Intellectual disability (ID) occurs in 2-3% of newborns, resulting in a lifetime of dependency on family and health care systems. ID has traditionally been viewed as untreatable. Recently, however, this view has been challenged with increasing evidence that the early postnatal period, during which the brain continues to develop, provides a potential therapeutic window. We focus on disorders with ID caused by mutations in chromatin modifying enzymes. These chromatin modifiers regulate gene expression in the developing and maturing brain. The biochemical activity of chromatin modifiers is inherently reversible – for example, DNA can be methylated by DNA methyltransferases and subsequently demethylated through the action of TET enzymes – and we are investigating potential interventions to reverse the biochemical dysfunction that occurs in chromatin-based ID disorders.

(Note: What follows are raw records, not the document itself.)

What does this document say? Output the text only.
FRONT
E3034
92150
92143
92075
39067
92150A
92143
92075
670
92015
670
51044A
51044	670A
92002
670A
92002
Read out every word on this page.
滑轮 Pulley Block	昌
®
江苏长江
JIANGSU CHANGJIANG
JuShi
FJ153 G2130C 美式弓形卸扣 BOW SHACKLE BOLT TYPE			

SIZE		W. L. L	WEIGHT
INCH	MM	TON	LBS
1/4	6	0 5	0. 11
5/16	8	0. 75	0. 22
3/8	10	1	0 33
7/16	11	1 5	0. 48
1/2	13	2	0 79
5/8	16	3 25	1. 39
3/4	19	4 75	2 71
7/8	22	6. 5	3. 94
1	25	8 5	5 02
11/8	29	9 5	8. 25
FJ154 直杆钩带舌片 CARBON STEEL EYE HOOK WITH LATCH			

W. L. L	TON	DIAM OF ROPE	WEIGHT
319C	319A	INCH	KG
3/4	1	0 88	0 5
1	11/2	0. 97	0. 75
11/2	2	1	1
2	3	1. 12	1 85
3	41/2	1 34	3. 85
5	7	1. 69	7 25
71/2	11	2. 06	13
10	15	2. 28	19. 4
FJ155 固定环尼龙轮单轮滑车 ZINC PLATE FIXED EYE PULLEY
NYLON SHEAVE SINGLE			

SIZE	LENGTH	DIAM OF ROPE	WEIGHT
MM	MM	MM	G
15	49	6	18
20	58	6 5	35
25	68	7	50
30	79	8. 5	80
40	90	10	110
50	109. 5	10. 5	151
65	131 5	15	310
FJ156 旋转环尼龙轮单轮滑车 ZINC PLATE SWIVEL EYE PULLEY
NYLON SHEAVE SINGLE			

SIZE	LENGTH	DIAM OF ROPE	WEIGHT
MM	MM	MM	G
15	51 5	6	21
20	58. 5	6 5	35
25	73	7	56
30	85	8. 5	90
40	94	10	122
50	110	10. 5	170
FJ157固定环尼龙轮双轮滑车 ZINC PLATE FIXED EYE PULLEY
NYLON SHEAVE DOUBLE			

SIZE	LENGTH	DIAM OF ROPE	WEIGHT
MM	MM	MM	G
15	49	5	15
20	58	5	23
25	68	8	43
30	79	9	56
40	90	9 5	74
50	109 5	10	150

Tatton-Brown-Rahman syndrome is a disorder of overgrowth and ID, caused by mutations in the DNA methyltransferase gene, DNMT3A. We are characterizing a Dnmt3a mouse mutant to understand the behavioural and molecular consequences of Tatton-Brown-Rahman syndrome-associated mutations and to identify and test potential treatments. Further, we are developing numerous experimental approaches to test potential interventions in vitro, including through the introduction of various patient-specific mutations into a human neuronal precursor cell line as well as the establishment of viable post-natal mouse neuronal cultures.
The improvement of a patient’s ID from moderate to mild is expected to increase their chance of inclusion in mainstream schooling and workplaces. Therefore, finding interventions that improve the developmental outcomes of children with ID will substantially improve quality of life for patients and their families.